Le financement de la révolution spartakiste par un agent secret français spécialisé dans la guerre économique
Le marquage de la réalité de la guerre économique passe par des travaux de recherche. Ils sont d’autant plus intéressants lorsqu’ils sont le fait d’un officier de l’armée française qui a su tirer profit des archives du service historique des armées.
L'importance de l'écriture militaire
Olivier Lahaie (1) nous relate comment le SR militaire français a infiltré un agent en Hollande (dont le statut était neutre durant la première guerre mondiale) pour tenter de déstabiliser les filières logistiques allemandes. Ce dernier se faisait passer pour un contrebandier qui par ce biais se spécialisa dans la dénonciation des filières clandestines approvisionnant l’Allemagne. Olivier Lahaie (2) dévoile aussi comment les Français cherchèrent à affaiblir le deuxième Reich en exploitant les agitations révolutionnaires sur l’arrière de l’ennemi. Les Allemands avaient fortement contribué à acheminer Lénine, réfugié Suisse, en Russie. Olivier Tales revient dans La Croix sur cet étrange épisode. « Non seulement Lénine arriva en Russie avec le consentement et l’approbation du gouvernement allemand, mais en Russie même il travailla avec le puissant soutien financier des ennemis de son pays », affirme Alexandre Kerenski, chef du gouvernement provisoire de juillet à octobre 1917 (3) ».
La tentation de manipuler les groupes révolutionnaires pour affaiblir l'ennemi
Le rôle du leader des Bolchéviks fut déterminant dans la réussite de la révolution russe. Dans le même ordre d’idées, le chef du gouvernement français, Clemenceau, essaya de tira parti de cet agent pour financer la révolution spartakiste. Celle -ci n’éclate vraiment qu’en 1919 mais ses prémisses se situent avant l’armistice du 11 novembre. La révolte de marins de Kiel débuta fin octobre 1918 dans la flotte allemande. Elle fut le point de départ d’une agitation qui gagna une bonne partie de l’Allemagne. Les mutins publièrent une revendication en 14 points :
- Libération simultanée des mutins arrêtés et des détenus politiques.
- Liberté totale d’expression et liberté de la presse.
- Suspension de la censure postale.
- Traitement convenable des équipages par la hiérarchie.
- Réincorporation sans punition des camarades à bord des navires et dans le casernes.
- L’appareillage de la Flotte ne doit se faire sous aucun prétexte.
- Toute mesure de défense impliquant que le sang coule est interdite.

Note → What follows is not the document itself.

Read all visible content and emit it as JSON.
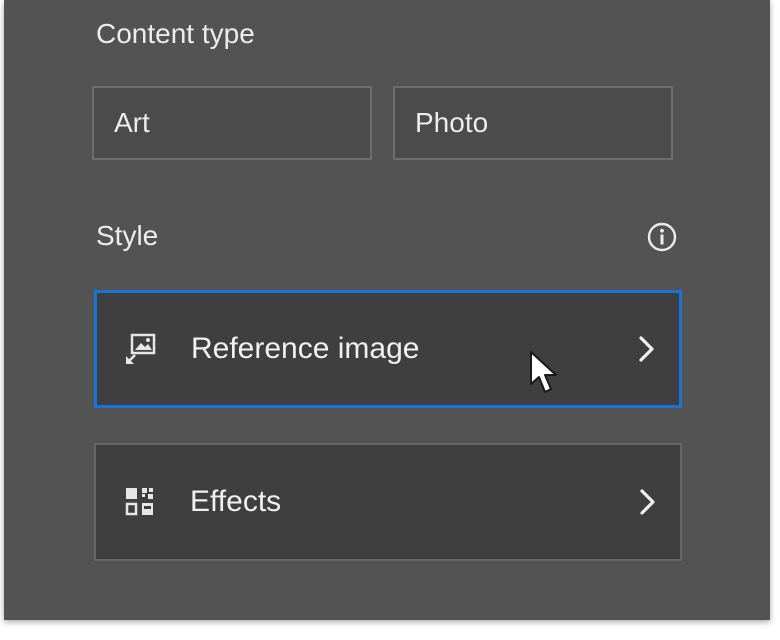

- Retrait de toutes les unités étrangères à la garnison.
- Toutes les mesures visant à protéger la propriété privée seront désormais décidées par le Conseil des soldats
- Il n’y a plus de hiérarchie en dehors du service.
- Liberté personnelle sans restriction de tout homme de la fin du service à la prochaine reprise du service.
- Nous accueillons tous les officiers qui se diront d’accord avec les mesures adoptées jusqu’ici par le conseil des soldats. Tous les autres, à moins qu’ils ne soient responsables de l’approvisionnement, doivent démissionner.
- Tous les membres du Conseil de soldats doivent être exemptés du service.
- Toutes les mesures à venir ne pourront entrer en vigueur qu’après approbation du conseil des soldats.
Cette dynamique subversive contribua à faire fléchir les autorités du IIè Reich dans le sens d’un arrêt du conflit.
Christian Harbulot
Notes
1-Olivier Lahaie, Le nerf de la guerre, Berlin 1917, Paris, L’harmattan, 2020.
2 – Olivier Lahaie est le co-auteur et l’auteur d’ouvrages sur le renseignement :
- Chantal Antier, Marianna Walle, Olivier Lahaie, Les espionnes dans la Grande guerre, Editions Ouest France, 2008.
- La guerre secrète en Suisse, 1914-1918, espionnage, propagande et influence en pays neutre pendant la Grande guerre, Saint-Denis, Connaissances et savoirs, 2017.
3- Catherine Merridale, Lénine 1917; le train de la révolution, Paris, Payot, 2017.